17. Finally, I would like to mention a shared-residence, 50/50
“equal time” arrangement which is, unfortunately, very rarely practised
(probably because it presupposes the resources for three separate residences):
the child continues to live in the family home, and it is the parents
who alternately share that home with the child. I believe that this
arrangement is probably the one most suited to safeguarding the
child’s best interests, as it combines all the benefits of shared-residence,
50/50 “equal time” arrangements, without the drawback of the child
losing their home and having to to-and-fro between parents. It is
also the one which presupposes that the parents really do put their
child’s needs and interests first.
18. Allow me to sum up, in conclusion: As rapporteur for opinion
of the Committee on Social Affairs, Health and Sustainable Development
with a mandate to protect children’s rights, I feel that my focus
must be on the child-rights perspective, rather than on the gender
equality viewpoint.

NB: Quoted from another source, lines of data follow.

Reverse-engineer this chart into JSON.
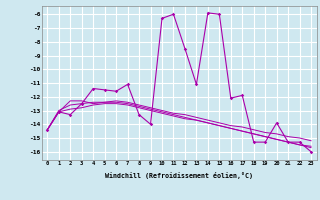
{
  "xlabel": "Windchill (Refroidissement éolien,°C)",
  "bg_color": "#cfe8f0",
  "grid_color": "#ffffff",
  "line_color": "#aa00aa",
  "xlim": [
    -0.5,
    23.5
  ],
  "ylim": [
    -16.6,
    -5.4
  ],
  "yticks": [
    -6,
    -7,
    -8,
    -9,
    -10,
    -11,
    -12,
    -13,
    -14,
    -15,
    -16
  ],
  "xticks": [
    0,
    1,
    2,
    3,
    4,
    5,
    6,
    7,
    8,
    9,
    10,
    11,
    12,
    13,
    14,
    15,
    16,
    17,
    18,
    19,
    20,
    21,
    22,
    23
  ],
  "jagged": [
    -14.4,
    -13.1,
    -13.3,
    -12.5,
    -11.4,
    -11.5,
    -11.6,
    -11.1,
    -13.3,
    -14.0,
    -6.3,
    -6.0,
    -8.5,
    -11.1,
    -5.9,
    -6.0,
    -12.1,
    -11.9,
    -15.3,
    -15.3,
    -13.9,
    -15.3,
    -15.3,
    -16.0
  ],
  "trend1": [
    -14.4,
    -13.1,
    -12.3,
    -12.3,
    -12.5,
    -12.4,
    -12.3,
    -12.4,
    -12.6,
    -12.8,
    -13.0,
    -13.2,
    -13.3,
    -13.5,
    -13.7,
    -13.9,
    -14.1,
    -14.2,
    -14.4,
    -14.6,
    -14.7,
    -14.9,
    -15.0,
    -15.2
  ],
  "trend2": [
    -14.4,
    -13.0,
    -12.6,
    -12.5,
    -12.4,
    -12.4,
    -12.4,
    -12.5,
    -12.7,
    -12.9,
    -13.1,
    -13.3,
    -13.5,
    -13.7,
    -13.9,
    -14.1,
    -14.3,
    -14.5,
    -14.7,
    -14.9,
    -15.1,
    -15.3,
    -15.5,
    -15.6
  ],
  "trend3": [
    -14.4,
    -13.1,
    -12.9,
    -12.8,
    -12.6,
    -12.5,
    -12.5,
    -12.6,
    -12.8,
    -13.0,
    -13.2,
    -13.4,
    -13.6,
    -13.7,
    -13.9,
    -14.1,
    -14.3,
    -14.5,
    -14.7,
    -14.9,
    -15.1,
    -15.3,
    -15.5,
    -15.7
  ]
}
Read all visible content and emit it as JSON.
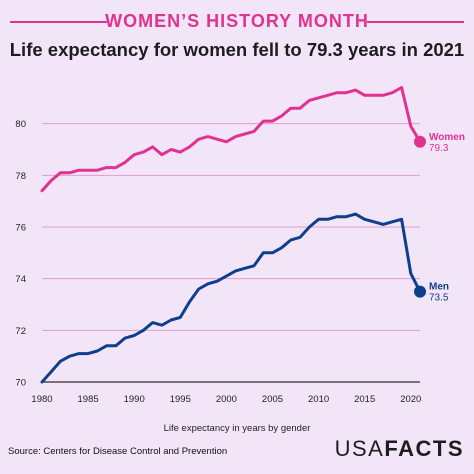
{
  "header": {
    "banner": "WOMEN’S HISTORY MONTH",
    "title": "Life expectancy for women fell to 79.3 years in 2021"
  },
  "footer": {
    "source": "Source: Centers for Disease Control and Prevention",
    "logo_part1": "USA",
    "logo_part2": "FACTS"
  },
  "colors": {
    "women": "#e0338f",
    "men": "#0e3f8c",
    "grid": "#e59bd0",
    "background": "#f3e5f8"
  },
  "chart_data": {
    "type": "line",
    "title": "Life expectancy for women fell to 79.3 years in 2021",
    "xlabel": "Life expectancy in years by gender",
    "ylabel": "",
    "xlim": [
      1980,
      2021
    ],
    "ylim": [
      70,
      82
    ],
    "xticks": [
      1980,
      1985,
      1990,
      1995,
      2000,
      2005,
      2010,
      2015,
      2020
    ],
    "yticks": [
      70,
      72,
      74,
      76,
      78,
      80
    ],
    "grid": "horizontal",
    "x": [
      1980,
      1981,
      1982,
      1983,
      1984,
      1985,
      1986,
      1987,
      1988,
      1989,
      1990,
      1991,
      1992,
      1993,
      1994,
      1995,
      1996,
      1997,
      1998,
      1999,
      2000,
      2001,
      2002,
      2003,
      2004,
      2005,
      2006,
      2007,
      2008,
      2009,
      2010,
      2011,
      2012,
      2013,
      2014,
      2015,
      2016,
      2017,
      2018,
      2019,
      2020,
      2021
    ],
    "series": [
      {
        "name": "Women",
        "end_label": "79.3",
        "values": [
          77.4,
          77.8,
          78.1,
          78.1,
          78.2,
          78.2,
          78.2,
          78.3,
          78.3,
          78.5,
          78.8,
          78.9,
          79.1,
          78.8,
          79.0,
          78.9,
          79.1,
          79.4,
          79.5,
          79.4,
          79.3,
          79.5,
          79.6,
          79.7,
          80.1,
          80.1,
          80.3,
          80.6,
          80.6,
          80.9,
          81.0,
          81.1,
          81.2,
          81.2,
          81.3,
          81.1,
          81.1,
          81.1,
          81.2,
          81.4,
          79.9,
          79.3
        ]
      },
      {
        "name": "Men",
        "end_label": "73.5",
        "values": [
          70.0,
          70.4,
          70.8,
          71.0,
          71.1,
          71.1,
          71.2,
          71.4,
          71.4,
          71.7,
          71.8,
          72.0,
          72.3,
          72.2,
          72.4,
          72.5,
          73.1,
          73.6,
          73.8,
          73.9,
          74.1,
          74.3,
          74.4,
          74.5,
          75.0,
          75.0,
          75.2,
          75.5,
          75.6,
          76.0,
          76.3,
          76.3,
          76.4,
          76.4,
          76.5,
          76.3,
          76.2,
          76.1,
          76.2,
          76.3,
          74.2,
          73.5
        ]
      }
    ]
  }
}
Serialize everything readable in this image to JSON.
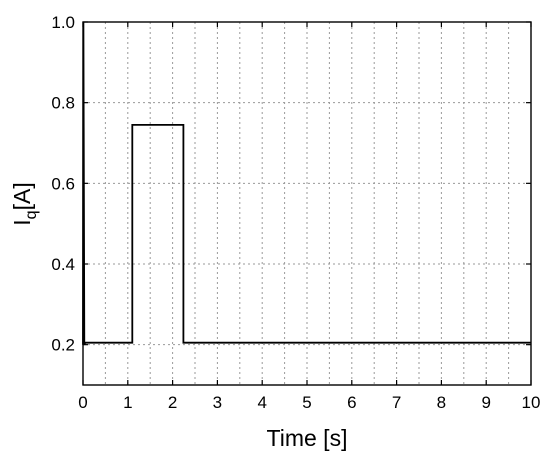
{
  "chart_data": {
    "type": "line",
    "title": "",
    "xlabel": "Time [s]",
    "ylabel": {
      "main": "I",
      "subscript": "q",
      "unit": "[A]"
    },
    "xlim": [
      0,
      10
    ],
    "ylim": [
      0.1,
      1.0
    ],
    "xticks": [
      0,
      1,
      2,
      3,
      4,
      5,
      6,
      7,
      8,
      9,
      10
    ],
    "yticks": [
      0.2,
      0.4,
      0.6,
      0.8,
      1.0
    ],
    "xtick_labels": [
      "0",
      "1",
      "2",
      "3",
      "4",
      "5",
      "6",
      "7",
      "8",
      "9",
      "10"
    ],
    "ytick_labels": [
      "0.2",
      "0.4",
      "0.6",
      "0.8",
      "1.0"
    ],
    "grid": true,
    "minor_x_interval": 0.5,
    "series": [
      {
        "color": "#000000",
        "x": [
          0.0,
          0.01,
          0.03,
          0.05,
          1.1,
          1.1,
          2.24,
          2.24,
          10.0
        ],
        "y": [
          0.2,
          1.0,
          0.2,
          0.205,
          0.205,
          0.745,
          0.745,
          0.205,
          0.205
        ]
      }
    ]
  }
}
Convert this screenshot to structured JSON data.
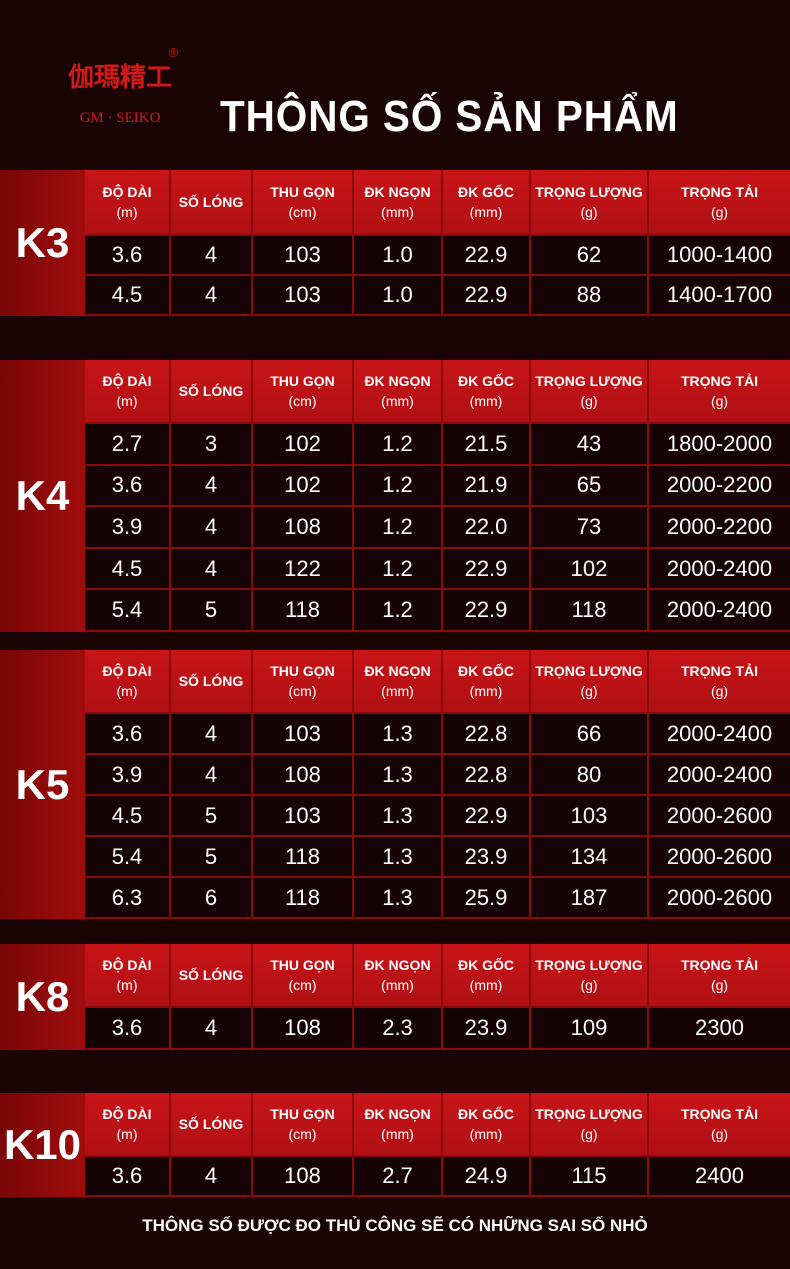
{
  "logo": {
    "glyph": "伽瑪精工",
    "brand": "GM · SEIKO",
    "reg": "®"
  },
  "title": "THÔNG SỐ SẢN PHẨM",
  "headers": [
    [
      "ĐỘ DÀI",
      "(m)"
    ],
    [
      "SỐ LÓNG",
      ""
    ],
    [
      "THU GỌN",
      "(cm)"
    ],
    [
      "ĐK NGỌN",
      "(mm)"
    ],
    [
      "ĐK GỐC",
      "(mm)"
    ],
    [
      "TRỌNG LƯỢNG",
      "(g)"
    ],
    [
      "TRỌNG TẢI",
      "(g)"
    ]
  ],
  "sections": [
    {
      "model": "K3",
      "rows": [
        [
          "3.6",
          "4",
          "103",
          "1.0",
          "22.9",
          "62",
          "1000-1400"
        ],
        [
          "4.5",
          "4",
          "103",
          "1.0",
          "22.9",
          "88",
          "1400-1700"
        ]
      ]
    },
    {
      "model": "K4",
      "rows": [
        [
          "2.7",
          "3",
          "102",
          "1.2",
          "21.5",
          "43",
          "1800-2000"
        ],
        [
          "3.6",
          "4",
          "102",
          "1.2",
          "21.9",
          "65",
          "2000-2200"
        ],
        [
          "3.9",
          "4",
          "108",
          "1.2",
          "22.0",
          "73",
          "2000-2200"
        ],
        [
          "4.5",
          "4",
          "122",
          "1.2",
          "22.9",
          "102",
          "2000-2400"
        ],
        [
          "5.4",
          "5",
          "118",
          "1.2",
          "22.9",
          "118",
          "2000-2400"
        ]
      ]
    },
    {
      "model": "K5",
      "rows": [
        [
          "3.6",
          "4",
          "103",
          "1.3",
          "22.8",
          "66",
          "2000-2400"
        ],
        [
          "3.9",
          "4",
          "108",
          "1.3",
          "22.8",
          "80",
          "2000-2400"
        ],
        [
          "4.5",
          "5",
          "103",
          "1.3",
          "22.9",
          "103",
          "2000-2600"
        ],
        [
          "5.4",
          "5",
          "118",
          "1.3",
          "23.9",
          "134",
          "2000-2600"
        ],
        [
          "6.3",
          "6",
          "118",
          "1.3",
          "25.9",
          "187",
          "2000-2600"
        ]
      ]
    },
    {
      "model": "K8",
      "rows": [
        [
          "3.6",
          "4",
          "108",
          "2.3",
          "23.9",
          "109",
          "2300"
        ]
      ]
    },
    {
      "model": "K10",
      "rows": [
        [
          "3.6",
          "4",
          "108",
          "2.7",
          "24.9",
          "115",
          "2400"
        ]
      ]
    }
  ],
  "footer": "THÔNG SỐ ĐƯỢC ĐO THỦ CÔNG SẼ CÓ NHỮNG SAI SỐ NHỎ"
}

I fully support the conclusion of the Committee
on Equality and Non-Discrimination that, in general, shared parental
responsibility benefits all parties (the mother, the father and
the child), and commend Ms Hetto-Gaasch on her wide-ranging report, which
takes children’s rights into account. I would like to emphasise
that it is important to recognise that a parent’s right to shared
parental responsibility, joint custody or shared residence for a
child can never supersede the rights of the child concerned. It
is thus not sufficient for parents themselves or the competent courts
to determine how parental responsibility, custody or residence is
to be shared – the views of the child concerned must be taken into
account and his or her best interests must be given primacy.